Liaqat dan Akbar telah menjalani beberapa operasi dan diperkirakan akan menghadapi lebih banyak operasi lagi. Mereka mengatakan yayasan Misbah sangat penting bagi kesejahteraan mereka saat ini.
“Secara mental, saya merasa damai dengan diri saya sendiri,” kata Akbar. “Ketenangan pikiran yang saya miliki sekarang, yang belum pernah saya rasakan sebelumnya. Saya menderita lebih banyak penderitaan mental dalam kehidupan pernikahan saya.”
Bushra Tareen, pelanggan tetap Liaqat, memuji karyanya.
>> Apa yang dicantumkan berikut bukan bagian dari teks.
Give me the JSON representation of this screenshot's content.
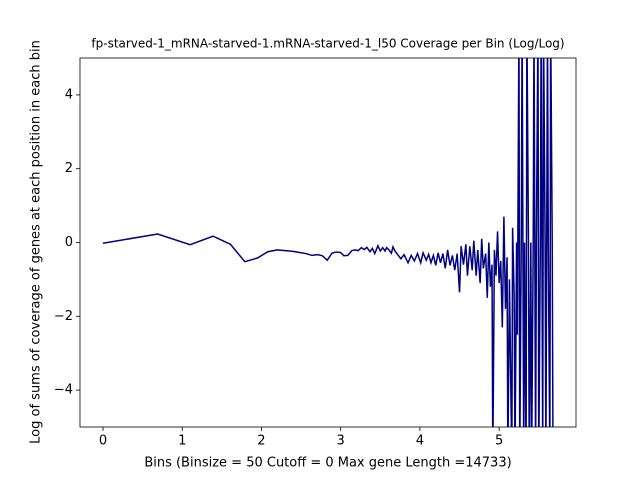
{
  "chart_data": {
    "type": "line",
    "title": "fp-starved-1_mRNA-starved-1.mRNA-starved-1_l50 Coverage per Bin (Log/Log)",
    "xlabel": "Bins  (Binsize = 50 Cutoff = 0 Max gene Length =14733)",
    "ylabel": "Log of sums of coverage of genes at each position in each bin",
    "color": "#000080",
    "xlim": [
      -0.29,
      5.97
    ],
    "ylim": [
      -5,
      5
    ],
    "xticks": [
      0,
      1,
      2,
      3,
      4,
      5
    ],
    "yticks": [
      {
        "value": -4,
        "label": "−4"
      },
      {
        "value": -2,
        "label": "−2"
      },
      0,
      2,
      4
    ],
    "x": [
      0,
      0.69,
      1.1,
      1.39,
      1.61,
      1.79,
      1.95,
      2.08,
      2.2,
      2.3,
      2.4,
      2.48,
      2.56,
      2.64,
      2.71,
      2.77,
      2.83,
      2.89,
      2.94,
      3.0,
      3.04,
      3.09,
      3.14,
      3.18,
      3.22,
      3.26,
      3.3,
      3.33,
      3.37,
      3.4,
      3.43,
      3.47,
      3.5,
      3.53,
      3.56,
      3.58,
      3.61,
      3.64,
      3.66,
      3.69,
      3.71,
      3.76,
      3.8,
      3.85,
      3.89,
      3.93,
      3.97,
      4.01,
      4.04,
      4.08,
      4.11,
      4.14,
      4.17,
      4.2,
      4.23,
      4.26,
      4.29,
      4.32,
      4.35,
      4.38,
      4.41,
      4.44,
      4.47,
      4.5,
      4.52,
      4.55,
      4.58,
      4.6,
      4.63,
      4.66,
      4.68,
      4.71,
      4.73,
      4.76,
      4.78,
      4.8,
      4.83,
      4.85,
      4.87,
      4.89,
      4.91,
      4.92,
      4.94,
      4.96,
      4.98,
      5.0,
      5.02,
      5.04,
      5.06,
      5.08,
      5.1,
      5.11,
      5.13,
      5.14,
      5.16,
      5.17,
      5.19,
      5.2,
      5.22,
      5.23,
      5.25,
      5.26,
      5.28,
      5.29,
      5.31,
      5.32,
      5.34,
      5.35,
      5.37,
      5.38,
      5.4,
      5.41,
      5.43,
      5.44,
      5.46,
      5.47,
      5.49,
      5.5,
      5.52,
      5.53,
      5.55,
      5.56,
      5.58,
      5.59,
      5.61,
      5.62,
      5.64,
      5.65,
      5.67,
      5.68
    ],
    "values": [
      -0.02,
      0.23,
      -0.06,
      0.17,
      -0.05,
      -0.52,
      -0.42,
      -0.25,
      -0.2,
      -0.22,
      -0.24,
      -0.27,
      -0.3,
      -0.35,
      -0.33,
      -0.36,
      -0.48,
      -0.29,
      -0.26,
      -0.27,
      -0.36,
      -0.35,
      -0.22,
      -0.2,
      -0.22,
      -0.14,
      -0.19,
      -0.13,
      -0.25,
      -0.16,
      -0.3,
      -0.09,
      -0.23,
      -0.14,
      -0.23,
      -0.14,
      -0.2,
      -0.29,
      -0.12,
      -0.25,
      -0.3,
      -0.44,
      -0.33,
      -0.55,
      -0.35,
      -0.5,
      -0.3,
      -0.55,
      -0.28,
      -0.48,
      -0.32,
      -0.55,
      -0.35,
      -0.62,
      -0.28,
      -0.55,
      -0.3,
      -0.7,
      -0.2,
      -0.62,
      -0.35,
      -0.75,
      -0.3,
      -1.35,
      -0.1,
      -0.6,
      -0.05,
      -0.9,
      -0.1,
      -0.75,
      0.05,
      -0.9,
      -0.2,
      -1.1,
      0.1,
      -0.7,
      -0.3,
      -1.5,
      0.0,
      -1.2,
      -0.6,
      -6,
      -0.2,
      -0.9,
      0.3,
      -1.1,
      -0.5,
      -2.3,
      0.7,
      -1.8,
      -0.4,
      -6,
      -1.0,
      -2.7,
      -6,
      0.4,
      -1.5,
      -6,
      0.0,
      -2.5,
      6,
      -6,
      0.3,
      6,
      -6,
      0.0,
      -6,
      6,
      0.0,
      -6,
      0.0,
      -6,
      0.0,
      6,
      -6,
      0.0,
      6,
      -6,
      0.0,
      6,
      -6,
      6,
      0.0,
      -6,
      6,
      0.0,
      -6,
      6,
      0.0,
      -6
    ]
  }
}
“Saya merasakan tangannya memanggil saya lagi dan lagi,” kata Tareen. Dia menambahkan bahwa Liaqat dan Akbar mengingatkannya akan ketidakadilan yang dihadapi perempuan, dan kemampuan mereka untuk mengatasi ketidakadilan tersebut.
“Saat saya melihat mereka, saya ingin menjadi seperti mereka – gadis yang kuat,” katanya.
Liaqat bersyukur bisa mencapai cita-citanya menjadi seorang ahli kecantikan. Dia prihatin dengan penglihatannya tetapi bertekad untuk berhasil.
“Saya ingin membuat nama saya terkenal dalam profesi ini,” katanya.
Akbar berencana suatu hari nanti menggunakan penghasilannya untuk menghidupi putri kecilnya, yang jarang dia temui sejak serangan itu.
“Saya mandiri sekarang, saya berdiri di atas kedua kaki saya sendiri,” katanya. “Saya punya pekerjaan, saya bekerja, saya mendapat penghasilan. Faktanya, saya hidup sendiri… yang bukan merupakan hal yang mudah dilakukan bagi seorang perempuan di Pakistan, agar seorang perempuan lajang dapat bertahan hidup.”